Al più le letture ideologiche del fascismo lo hanno scaricato sulle spalle dei rispettivi antagonisti: per i marxisti il fascismo era figlio armato del liberalismo, della borghesia e del capitale; per i liberali, invece, il fascismo era il gemello del comunismo, la sua versione speculare in chiave nazionalista ma ugualmente totalitario, violento e statalista. In realtà il fascismo fu inevitabilmente il frutto incrociato di entrambi e della loro traduzione in stato di guerra.
C’è già il fascismo prima del fascismo nella partecipazione bellica dei regimi liberali e dei movimenti rivoluzionari alla guerra.

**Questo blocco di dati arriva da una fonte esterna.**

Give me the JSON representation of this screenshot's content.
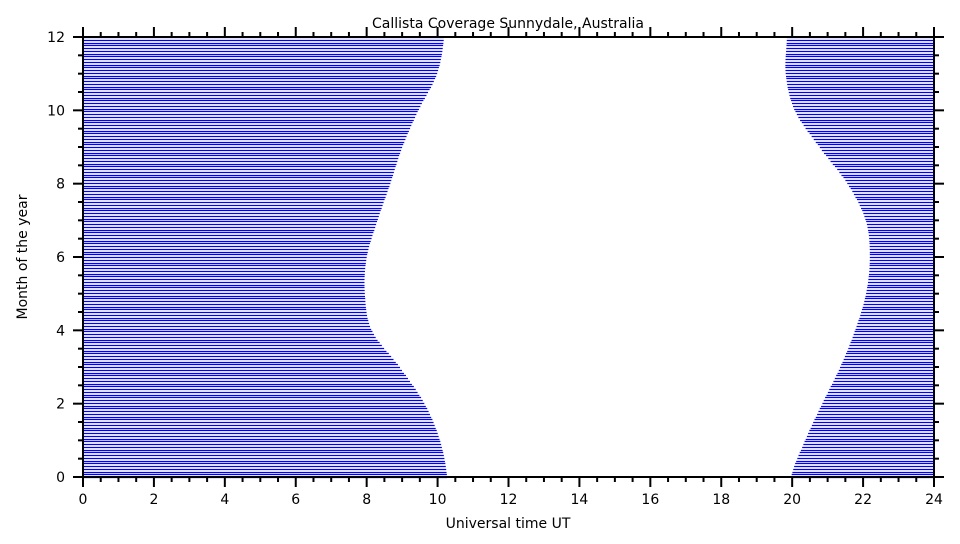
{
  "chart_data": {
    "type": "area",
    "title": "Callista Coverage Sunnydale, Australia",
    "xlabel": "Universal time UT",
    "ylabel": "Month of the year",
    "xlim": [
      0,
      24
    ],
    "ylim": [
      0,
      12
    ],
    "xticks": [
      "0",
      "2",
      "4",
      "6",
      "8",
      "10",
      "12",
      "14",
      "16",
      "18",
      "20",
      "22",
      "24"
    ],
    "yticks": [
      "0",
      "2",
      "4",
      "6",
      "8",
      "10",
      "12"
    ],
    "grid": false,
    "fill_color": "#0000ff",
    "fill_style": "horizontal hatch lines",
    "months": [
      0,
      1,
      2,
      3,
      4,
      5,
      6,
      7,
      8,
      9,
      10,
      11,
      12
    ],
    "series": [
      {
        "region": "covered from 0 UT to boundary",
        "x": [
          10.27,
          10.07,
          9.64,
          8.94,
          8.15,
          7.95,
          8.0,
          8.3,
          8.66,
          9.0,
          9.45,
          9.98,
          10.18
        ]
      },
      {
        "region": "covered from boundary to 24 UT",
        "x": [
          19.97,
          20.36,
          20.84,
          21.35,
          21.77,
          22.08,
          22.19,
          22.08,
          21.57,
          20.78,
          20.08,
          19.82,
          19.85
        ]
      }
    ]
  }
}
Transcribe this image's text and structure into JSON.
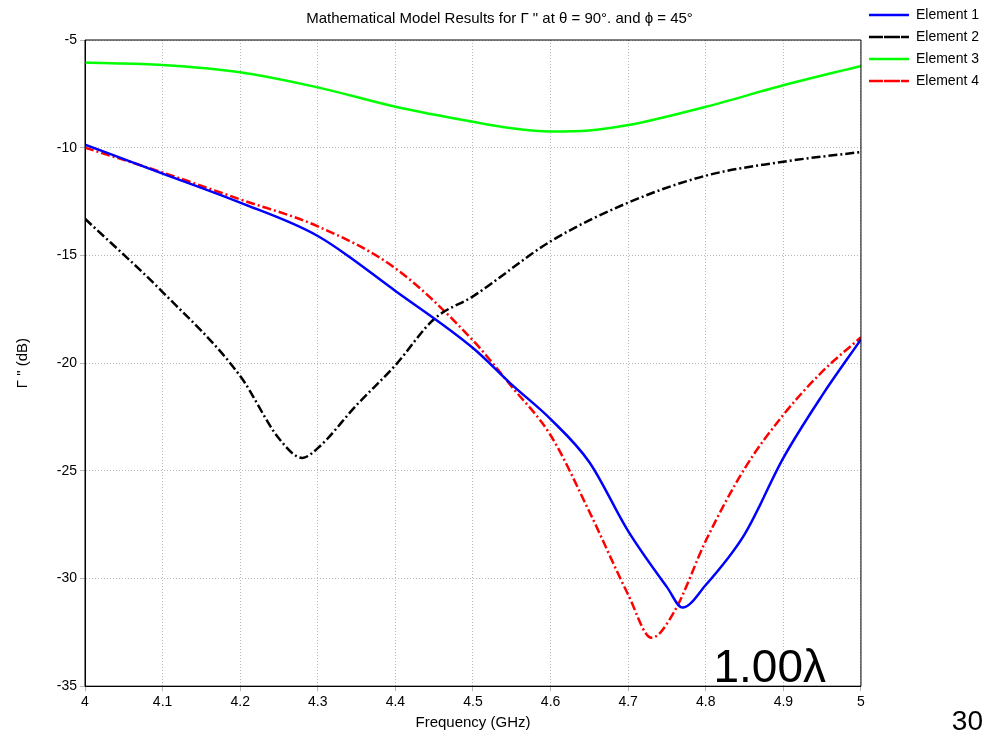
{
  "chart_data": {
    "type": "line",
    "title": "Mathematical Model Results for Γ \" at θ = 90°. and ϕ = 45°",
    "xlabel": "Frequency (GHz)",
    "ylabel": "Γ \" (dB)",
    "xlim": [
      4,
      5
    ],
    "xticks": [
      4,
      4.1,
      4.2,
      4.3,
      4.4,
      4.5,
      4.6,
      4.7,
      4.8,
      4.9,
      5
    ],
    "ylim": [
      -35,
      -5
    ],
    "yticks": [
      -35,
      -30,
      -25,
      -20,
      -15,
      -10,
      -5
    ],
    "grid": true,
    "legend": "top right",
    "marker": "none",
    "annotations": [
      "1.00λ",
      "30"
    ],
    "series": [
      {
        "name": "Element 1",
        "color": "#0000ff",
        "line_style": "solid",
        "x": [
          4.0,
          4.1,
          4.2,
          4.3,
          4.4,
          4.5,
          4.55,
          4.6,
          4.65,
          4.7,
          4.75,
          4.77,
          4.8,
          4.85,
          4.9,
          4.95,
          5.0
        ],
        "values": [
          -9.86,
          -11.2,
          -12.55,
          -14.1,
          -16.65,
          -19.3,
          -21.0,
          -22.6,
          -24.6,
          -27.8,
          -30.4,
          -31.35,
          -30.3,
          -27.95,
          -24.4,
          -21.5,
          -18.9
        ]
      },
      {
        "name": "Element 2",
        "color": "#000000",
        "line_style": "dashed",
        "x": [
          4.0,
          4.1,
          4.2,
          4.25,
          4.28,
          4.3,
          4.35,
          4.4,
          4.45,
          4.5,
          4.6,
          4.7,
          4.8,
          4.9,
          5.0
        ],
        "values": [
          -13.3,
          -16.7,
          -20.6,
          -23.5,
          -24.4,
          -23.95,
          -21.95,
          -20.1,
          -17.95,
          -16.9,
          -14.35,
          -12.55,
          -11.3,
          -10.65,
          -10.2
        ]
      },
      {
        "name": "Element 3",
        "color": "#00ff00",
        "line_style": "solid",
        "x": [
          4.0,
          4.1,
          4.2,
          4.3,
          4.4,
          4.5,
          4.55,
          4.6,
          4.65,
          4.7,
          4.8,
          4.9,
          5.0
        ],
        "values": [
          -6.05,
          -6.16,
          -6.5,
          -7.2,
          -8.1,
          -8.8,
          -9.1,
          -9.25,
          -9.2,
          -8.95,
          -8.1,
          -7.1,
          -6.2
        ]
      },
      {
        "name": "Element 4",
        "color": "#ff0000",
        "line_style": "dashed",
        "x": [
          4.0,
          4.1,
          4.2,
          4.3,
          4.4,
          4.5,
          4.55,
          4.6,
          4.65,
          4.7,
          4.73,
          4.76,
          4.8,
          4.85,
          4.9,
          4.95,
          5.0
        ],
        "values": [
          -10.0,
          -11.15,
          -12.4,
          -13.65,
          -15.6,
          -18.95,
          -21.1,
          -23.35,
          -26.9,
          -30.75,
          -32.75,
          -31.5,
          -28.25,
          -24.9,
          -22.4,
          -20.4,
          -18.8
        ]
      }
    ]
  }
}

Poi verrà la sintesi di Mussolini, il suo pragmatismo, la sua capacità di tradurre in chiave originale quell’amalgama storico. Ma tutto si può dire del fascismo meno che fosse un’irruzione di Hycsos, una discesa di marziani, e dunque solo una parentesi storica, come cercò di esorcizzare Croce.
E tutto si può dire del fascismo meno che fosse la discesa dei barbari in piena civiltà, ovvero l’esplosione dell’irrazionalismo, come argomentò Bobbio (naturalmente a fascismo finito). L’irrazionalismo fascista aveva in realtà legami fortissimi non solo col socialismo rivoluzionario e col liberalismo autoritario ma anche con il Risorgimento incompiuto, di cui si presentò come la realizzazione (esattamente come poi fece l’antifascismo nella lotta partigiana). La sua legittimazione ideale e storica fu nel presentarsi come la salvaguardia della civiltà, la sua rinascita e non certo la sua negazione e la fuoruscita. Ripensare la nazione dopo la modernità, ripensare la tradizione con gli occhi del novecento, nell’epoca delle masse, e ripensare lo Stato oltre il capitalismo: questa fu la scommessa del fascismo.
Insomma, per capire il fascismo, il punto di partenza va capovolto: non è il Mostro venuto dal Nulla ma il figlio della storia e il frutto delle ideologie moderne. Il fascismo fu la rivolta vitale contro la decadenza della civiltà e la minaccia del bolscevismo, nel nome di un passato mitico e di un avvenire glorioso. La volontà di potenza fu la fonte della sua energia vincente ma anche dei suoi disastri, inclusa la rovina finale. Questo, in breve, ci pare il suo necrologio onesto. Ma sul fascismo interessano solo le apologie e le dannazioni.